Re: kerneloops.org report for the week
From: Ingo Molnar <hidden>
Date: 2009-06-29 03:18:47
Also in:
lkml
* Arjan van de Ven [off-list ref] wrote:
Few "highlights" this week * mem_cgroup_add_lru_list (rank 2) is a high rising issue; it's list corruption, question is why this is new * rank 13 (memcmp in the raid code) is also new * the warning in get_free_pages that has been discussed on lkml is dropping from the ranks again This week, a total of 15273 oopses and warnings have been reported, compared to 13384 reports in the previous week. Rank 2: mem_cgroup_add_lru_list (warn) Reported 1554 times (1622 total reports) List corruption in the VM code This oops was last seen in version 2.6.30-git19, and first seen in 2.6.29. More info: http://www.kerneloops.org/searchweek.php?search=mem_cgroup_add_lru_list
At least one list corruption bug was fixed by: cb4cbcf: mm: fix incorrect page removal from LRU
Rank 3: getnstimeofday (warning) Reported 1319 times (4893 total reports) [suspend resume] getnstimeofday() is called before timekeeping is resumed This oops was last seen in version 2.6.30, and first seen in 2.6.24. More info: http://www.kerneloops.org/searchweek.php?search=getnstimeofday
Probably caused by some buggy driver callback?

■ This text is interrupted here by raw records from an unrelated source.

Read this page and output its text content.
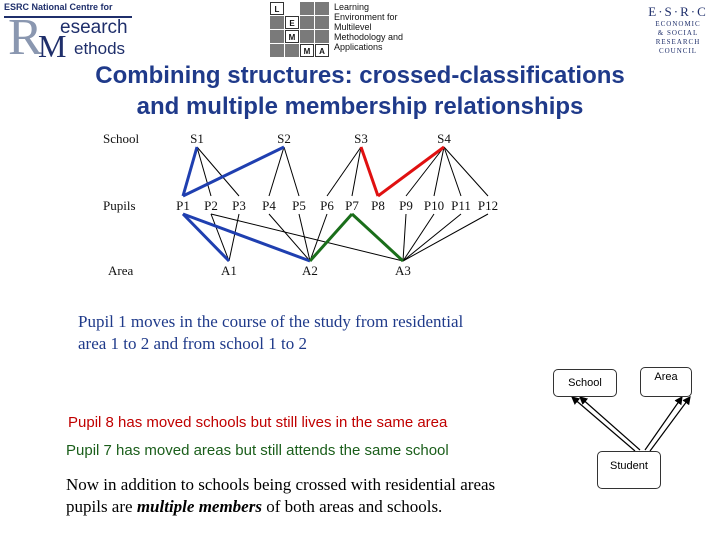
ESRC National Centre for
R esearch
M ethods
L
E
M
M	A
Learning
Environment for
Multilevel
Methodology and
Applications
E·S·R·C
ECONOMIC
& SOCIAL
RESEARCH
COUNCIL
Combining structures: crossed-classifications
and multiple membership relationships
School
Pupils
Area
S1	S2	S3	S4
P1 P2 P3 P4 P5 P6 P7 P8 P9 P10 P11 P12
A1	A2	A3
Pupil 1 moves in the course of the study from residential
area 1 to 2 and from school 1 to 2
Pupil 8 has moved schools but still lives in the same area
Pupil 7 has moved areas but still attends the same school
Now in addition to schools being crossed with residential areas
pupils are multiple members of both areas and schools.
School	Area
Student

Rank 7: hres_timers_resume (warning) Reported 763 times (2368 total reports) [suspend resume] hres_timers_resume() is incorrectly called with interrupts on This warning was last seen in version 2.6.30, and first seen in 2.6.24.7. More info: http://www.kerneloops.org/searchweek.php?search=hres_timers_resume
This is probably a driver incorrectly enabling irqs in a resume callback. This should be easier and more specific to debug with the lockdep based annotation i suggested for the suspend code in various `mails.

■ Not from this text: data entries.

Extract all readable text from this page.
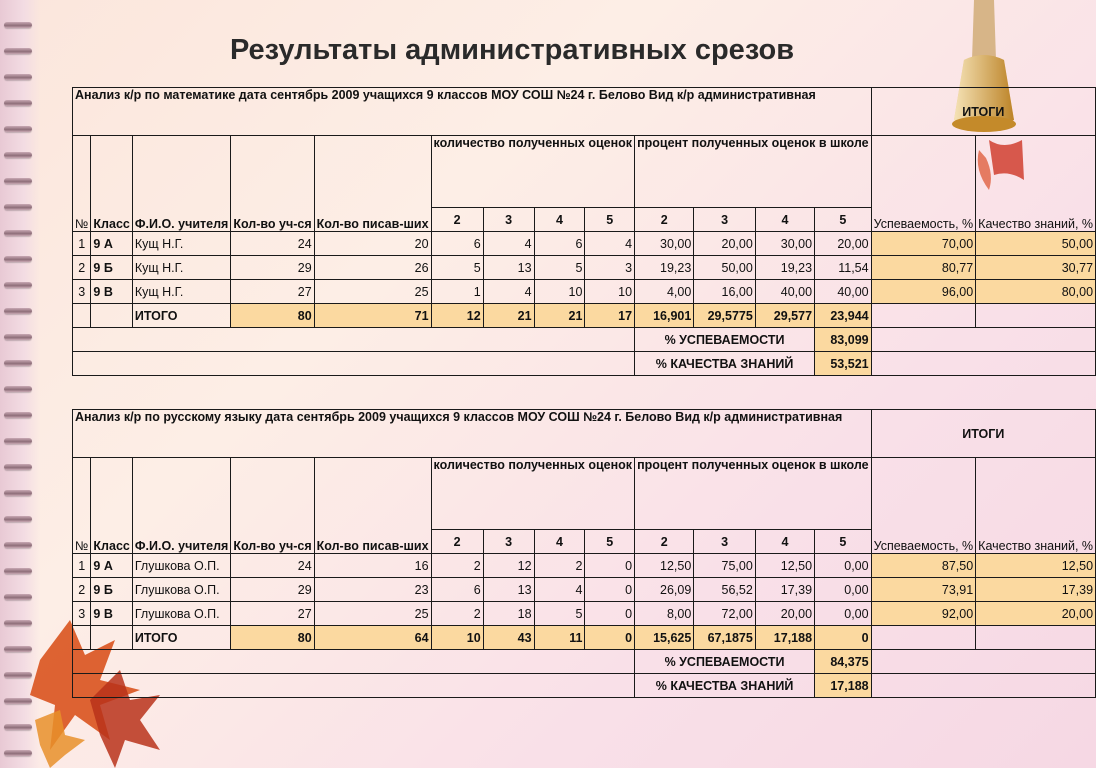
Результаты административных срезов
Анализ к/р по математике дата сентябрь 2009 учащихся 9 классов МОУ СОШ №24 г. Белово Вид к/р административная													ИТОГИ	
№	Класс	Ф.И.О. учителя	Кол-во уч-ся	Кол-во писав-ших	количество полученных оценок				процент полученных оценок в школе				Успеваемость, %	Качество знаний, %
					2	3	4	5	2	3	4	5		
1	9 А	Кущ Н.Г.	24	20	6	4	6	4	30,00	20,00	30,00	20,00	70,00	50,00
2	9 Б	Кущ Н.Г.	29	26	5	13	5	3	19,23	50,00	19,23	11,54	80,77	30,77
3	9 В	Кущ Н.Г.	27	25	1	4	10	10	4,00	16,00	40,00	40,00	96,00	80,00
		ИТОГО	80	71	12	21	21	17	16,901	29,5775	29,577	23,944		
									% УСПЕВАЕМОСТИ			83,099		
									% КАЧЕСТВА ЗНАНИЙ			53,521		
Анализ к/р по русскому языку дата сентябрь 2009 учащихся 9 классов МОУ СОШ №24 г. Белово Вид к/р административная													ИТОГИ	
№	Класс	Ф.И.О. учителя	Кол-во уч-ся	Кол-во писав-ших	количество полученных оценок				процент полученных оценок в школе				Успеваемость, %	Качество знаний, %
					2	3	4	5	2	3	4	5		
1	9 А	Глушкова О.П.	24	16	2	12	2	0	12,50	75,00	12,50	0,00	87,50	12,50
2	9 Б	Глушкова О.П.	29	23	6	13	4	0	26,09	56,52	17,39	0,00	73,91	17,39
3	9 В	Глушкова О.П.	27	25	2	18	5	0	8,00	72,00	20,00	0,00	92,00	20,00
		ИТОГО	80	64	10	43	11	0	15,625	67,1875	17,188	0		
									% УСПЕВАЕМОСТИ			84,375		
									% КАЧЕСТВА ЗНАНИЙ			17,188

Rank 8: generic_get_mtrr (warning) Reported 544 times (2061 total reports) BIOS bug where the MTRRs are not set up correctly This warning was last seen in version 2.6.30, and first seen in 2.6.25.3. More info: http://www.kerneloops.org/searchweek.php?search=generic_get_mtrr
I think this calls for enabling the x86 MTRR sanitizer by default -
500 out of 15000 reports suggests a significant proportion of Linux
systems is affected by MTRR setup problems.
I.e. we should change:
config MTRR_SANITIZER_ENABLE_DEFAULT
int "MTRR cleanup enable value (0-1)"
range 0 1
default "0"
To 'default "1"'. Any objections?
If the MTRR sanitizer is enabled then i think the above warning in
generic_get_mtrr() should never trigger.
Ingo